La excomisaría de San Julián dejó de funcionar hace tiempo. Parte del edificio se fue cayendo de a poquito, hasta que un grupo de vecinos tomó la iniciativa para rescatarlo como patrimonio histórico de la ciudad. Pero el destino que se le pretendía dar parecía estar sellado. El predio fue adquirido hace algún tiempo por un influyente colegio de monjas salesianas, el instituto María Auxiliadora, con la intención de construir un gimnasio, idea loable en principio, pero en el lugar equivocado para la educación física de los escolares. Las ironías de la historia, de cómo se cruza la memoria de cinco corajudas prostitutas a los designios de monjas de claustro.
La iniciativa de vecinos, respaldada por las mesas de trabajo que hace años vienen trabajando en todas las ciudades y localidades de la provincia de Santa Cruz en rescate de la memoria de las huelgas patagónicas, ofrecieron predios alternativos para el gimnasio, propuestas que no fueron escuchadas.
Hace unos días, tras un convenio firmado a escondidas entre las autoridades religiosas del instituto y el intendente de la ciudad, radical y allegado a la Sociedad Rural local, empezaron las tareas de demolición del edificio histórico, uno de los pocos que quedan de la etapa fundacional de la ciudad.
El edificio debía acallar sus verdades, había que auyentar los espíritus con la esperanza de que los escombros quedaran mudos, perdiéndose uno de los sitios más emblemáticos que recuerda la masacre de hace cien años.
Sin embargo, antes de que todo terminara en polvo y piedra, desde la Comisión Nacional de Monumentos y Bienes históricos, dependiente del ministro de Cultura de la Nación, se declaró en estos días que la antigua comisaría de San Julián pasara a ser, con efecto inmediato, Monumento Histórico Nacional, con el objetivo de fundar un museo que rescate la memoria de los perseguidos y silenciados.

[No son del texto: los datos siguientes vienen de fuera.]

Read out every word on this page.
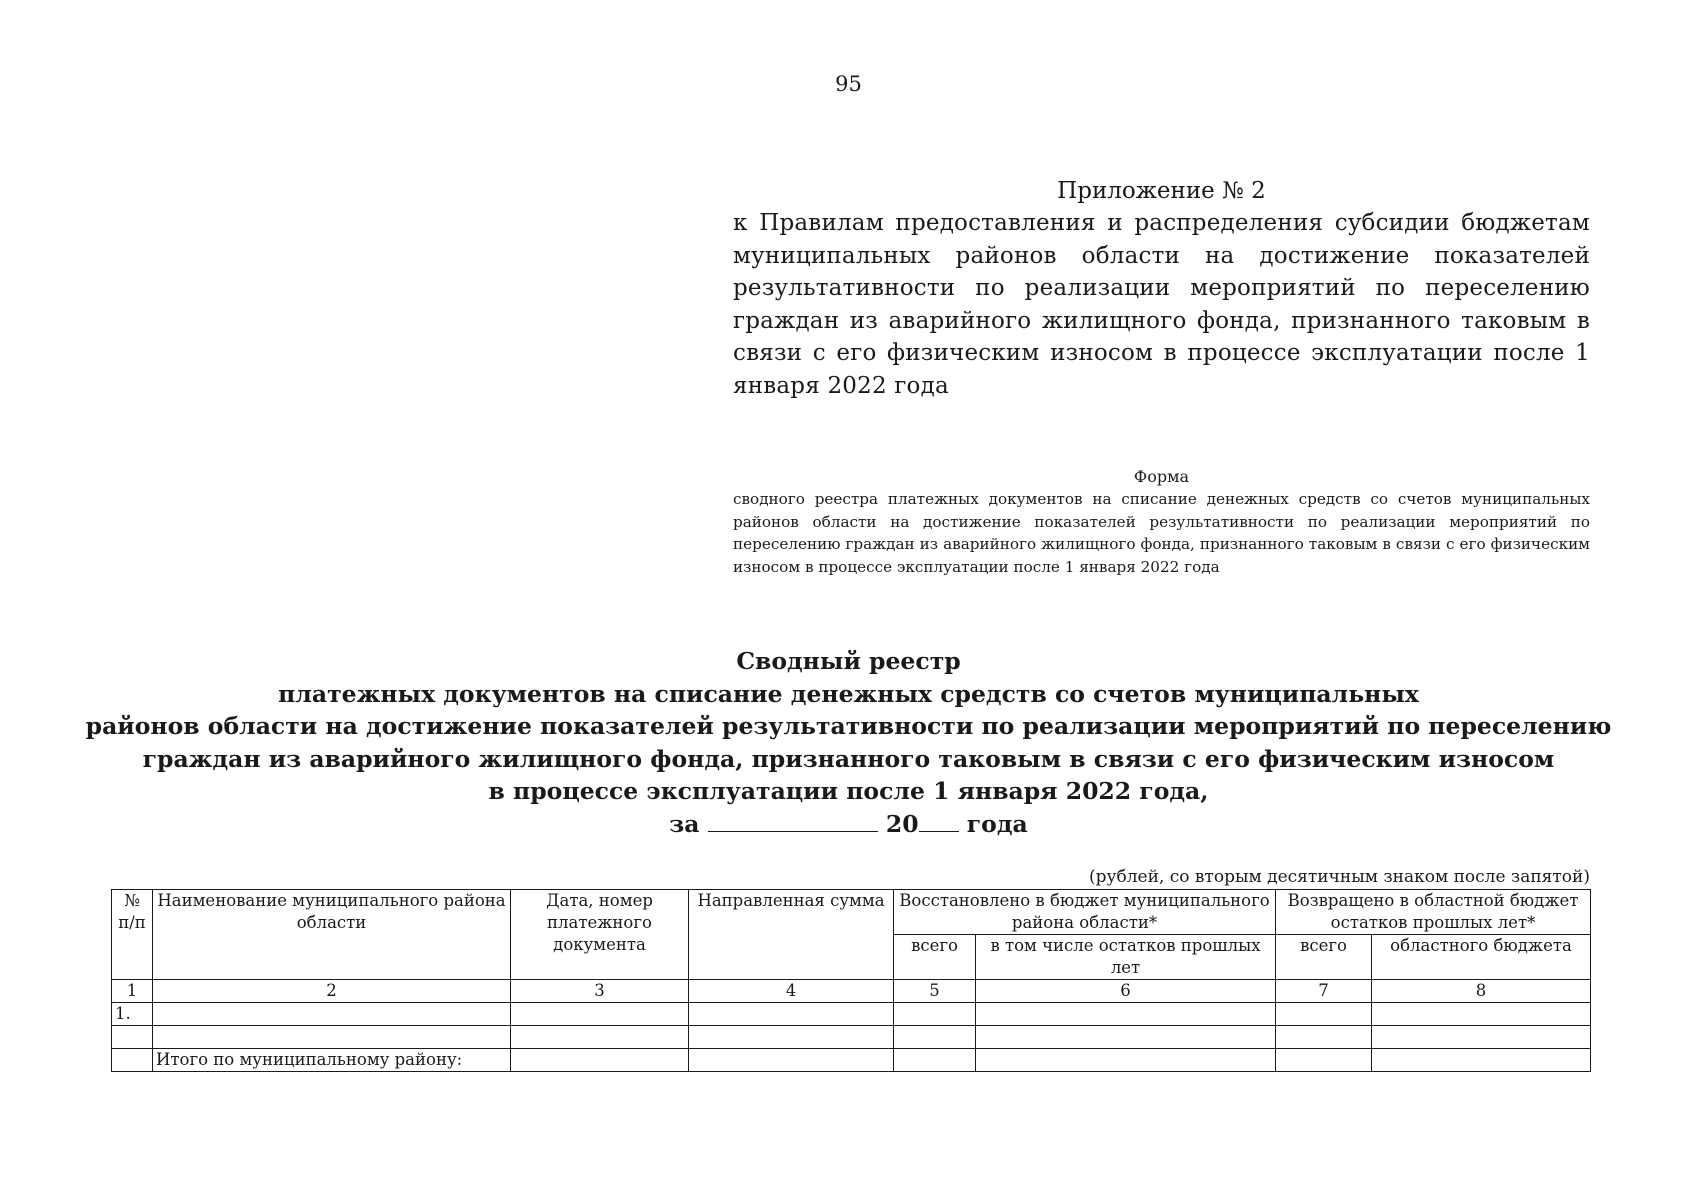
95
Приложение № 2
к Правилам предоставления и распределения субсидии бюджетам муниципальных районов области на достижение показателей результативности по реализации мероприятий по переселению граждан из аварийного жилищного фонда, признанного таковым в связи с его физическим износом в процессе эксплуатации после 1 января 2022 года
Форма
сводного реестра платежных документов на списание денежных средств со счетов муниципальных районов области на достижение показателей результативности по реализации мероприятий по переселению граждан из аварийного жилищного фонда, признанного таковым в связи с его физическим износом в процессе эксплуатации после 1 января 2022 года
Сводный реестр
платежных документов на списание денежных средств со счетов муниципальных
районов области на достижение показателей результативности по реализации мероприятий по переселению
граждан из аварийного жилищного фонда, признанного таковым в связи с его физическим износом
в процессе эксплуатации после 1 января 2022 года,
за	20 года
(рублей, со вторым десятичным знаком после запятой)
№ п/п	Наименование муниципального района области	Дата, номер платежного документа	Направленная сумма	Восстановлено в бюджет муниципального района области*		Возвращено в областной бюджет остатков прошлых лет*	
				всего	в том числе остатков прошлых лет	всего	областного бюджета
1	2	3	4	5	6	7	8
1.							

	Итого по муниципальному району:						
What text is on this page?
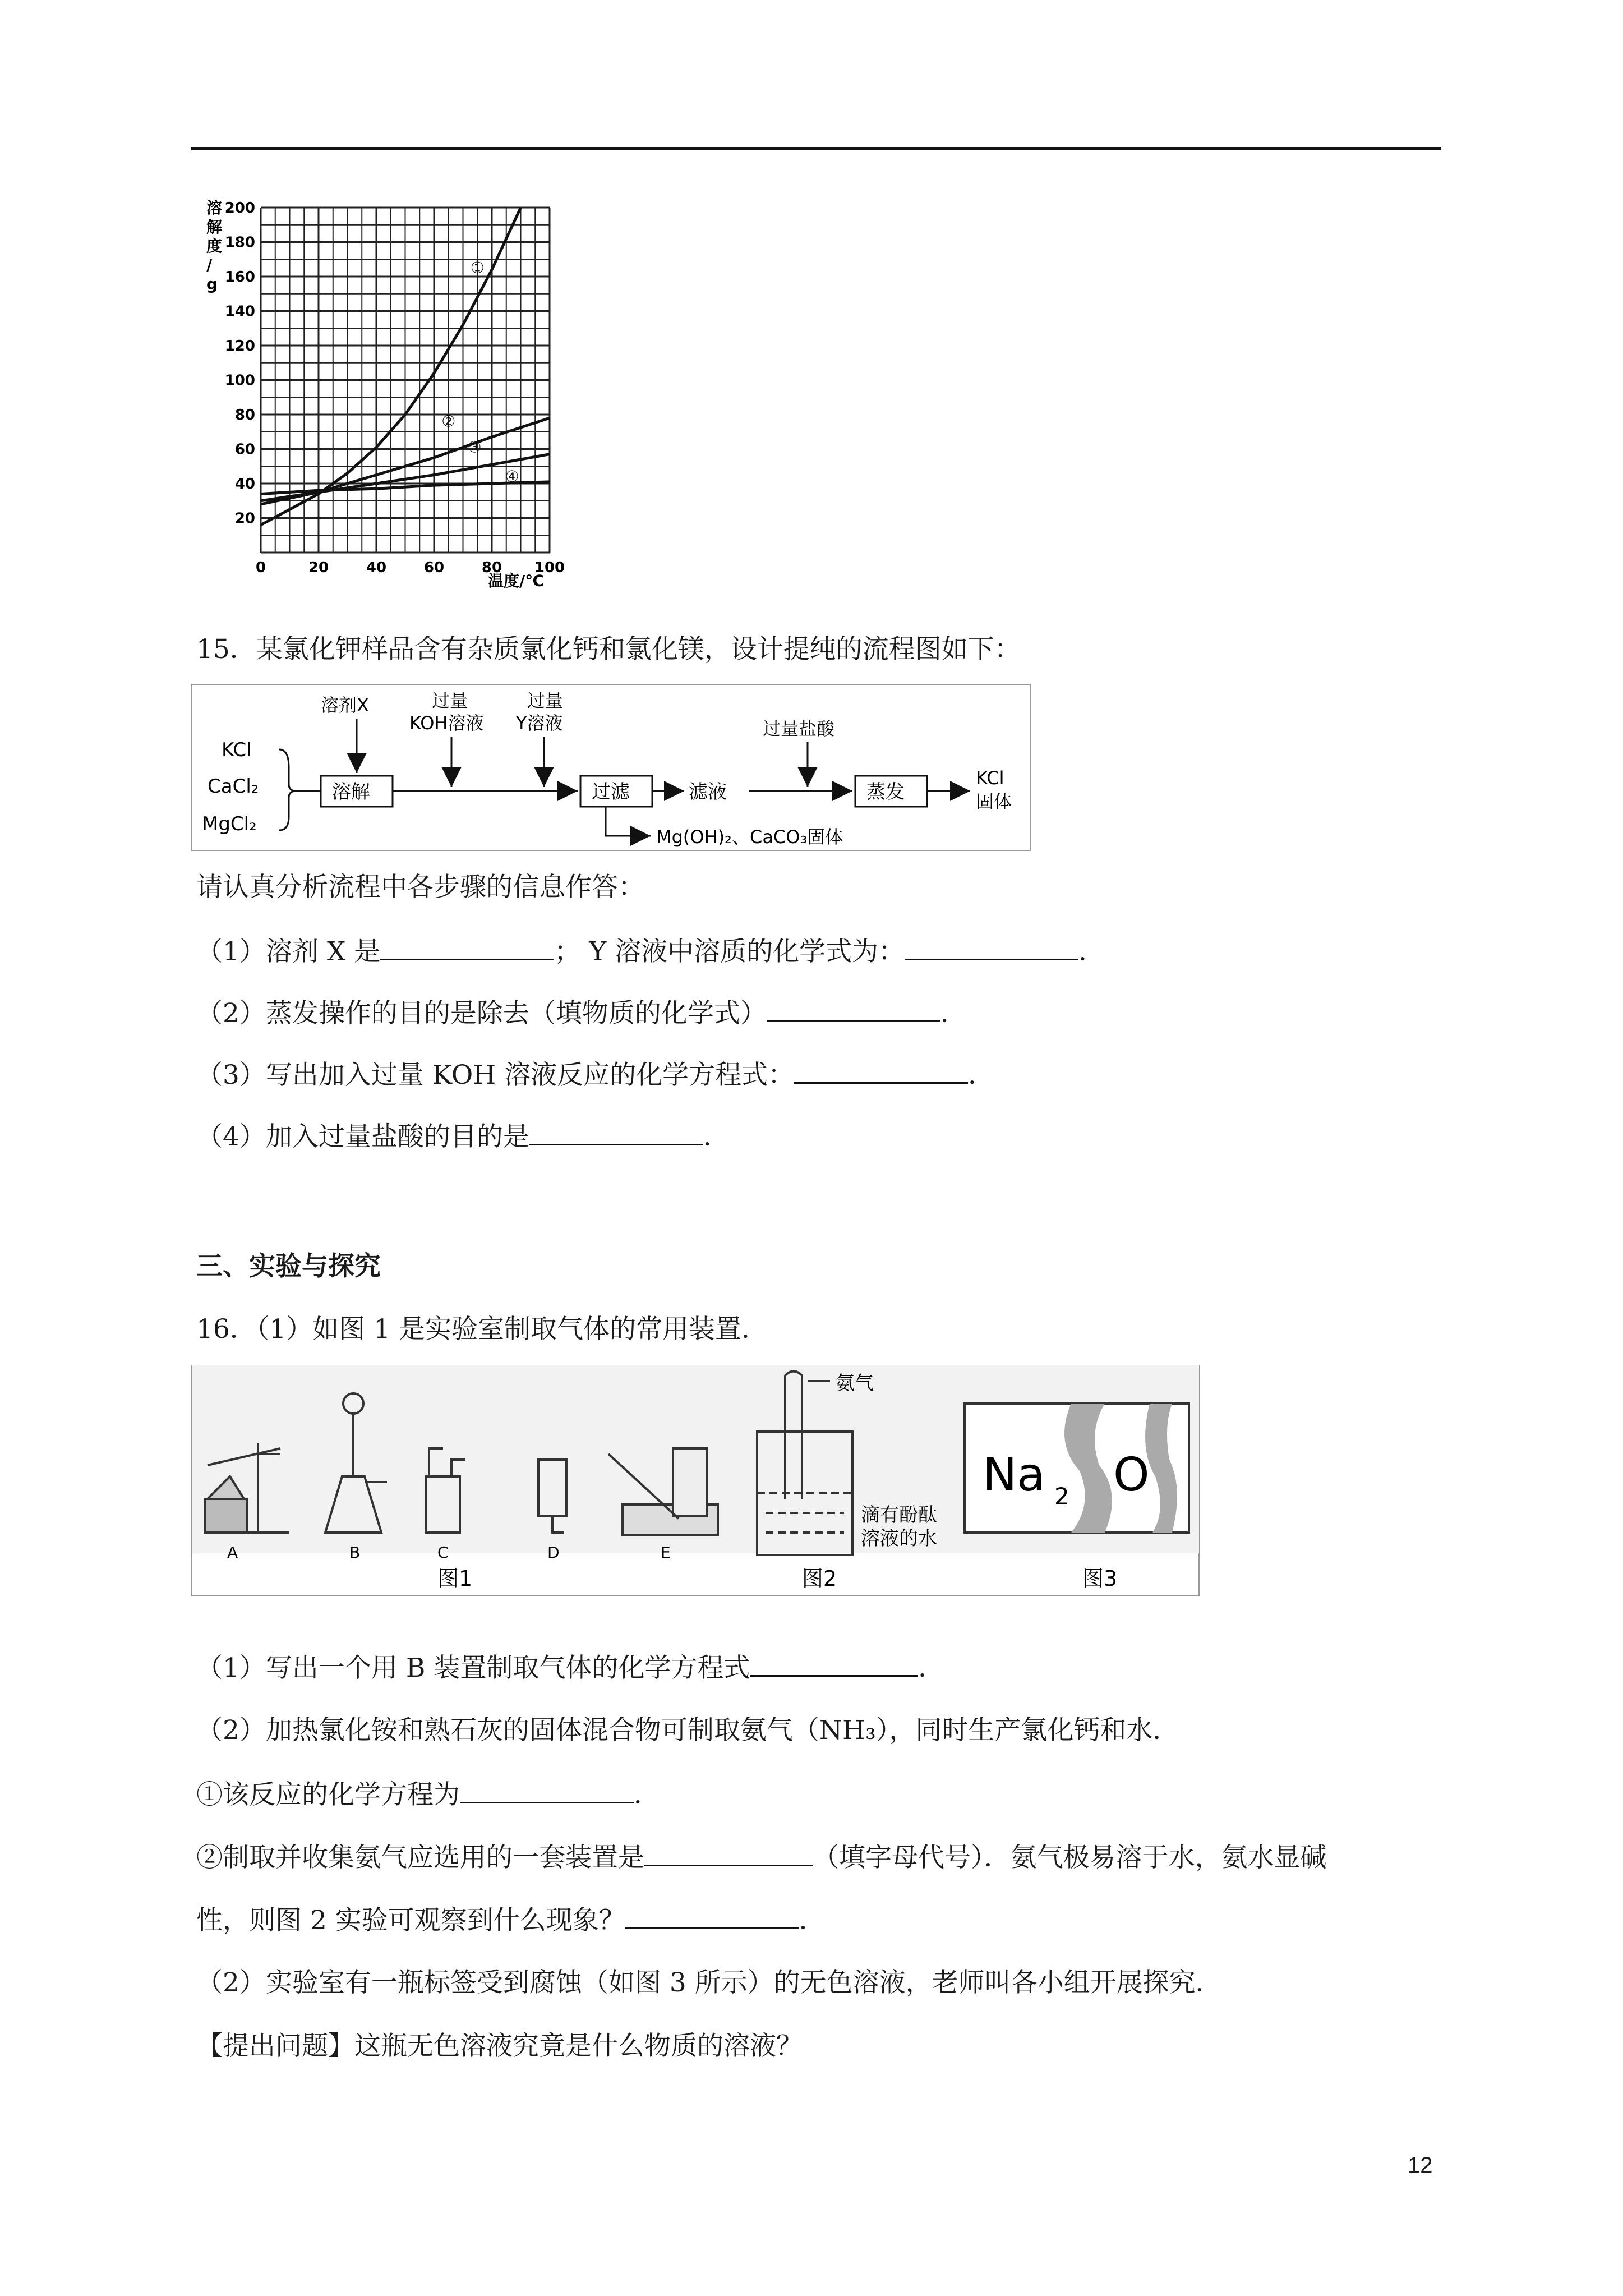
0	20	40	60	80 100
20
40
60
80
100
120
140
160
180
200
①
②
③
④
溶解度/ g
温度/℃
15．某氯化钾样品含有杂质氯化钙和氯化镁，设计提纯的流程图如下：
KCl
CaCl₂
MgCl₂
溶解
溶剂X	过量
KOH溶液
过量
Y溶液
过滤	滤液
过量盐酸
蒸发
KCl
固体
Mg(OH)₂、CaCO₃固体
请认真分析流程中各步骤的信息作答：
（1）溶剂 X 是	； Y 溶液中溶质的化学式为：	．
（2）蒸发操作的目的是除去（填物质的化学式）	．
（3）写出加入过量 KOH 溶液反应的化学方程式：	．
（4）加入过量盐酸的目的是	．
三、实验与探究
16．（1）如图 1 是实验室制取气体的常用装置．
A	B	C	D	E
氨气
滴有酚酞
溶液的水
Na 2 O
图1	图2	图3
（1）写出一个用 B 装置制取气体的化学方程式	．
（2）加热氯化铵和熟石灰的固体混合物可制取氨气（NH₃），同时生产氯化钙和水．
①该反应的化学方程为	．
②制取并收集氨气应选用的一套装置是	（填字母代号）．氨气极易溶于水，氨水显碱
性，则图 2 实验可观察到什么现象？	．
（2）实验室有一瓶标签受到腐蚀（如图 3 所示）的无色溶液，老师叫各小组开展探究．
【提出问题】这瓶无色溶液究竟是什么物质的溶液？
12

Es la primera vez en casi un siglo que el Estado Nacional, con la firma directa del Presidente, asume su deuda con la memoria de las huelgas rurales de Santa Cruz, prometiendo un museo que a la sociedad de San Julián, a la provincia y al país entero permitirá saber qué pasó hace un siglo, quiénes fueron los responsables, por qué taparon la verdad durante tanto tiempo y por qué prentenden silenciarla hasta ahora, qué enseñanzas nos deja para entender los problemas de hoy y nos permita encontrar las soluciones para el futuro.
Osvaldo recuperó la Verdad a través de su investigación y sus libros. Ahora, con la excomisaría de San Julián, se hace Memoria. Alguna vez se hará Justicia con los humillados de siempre.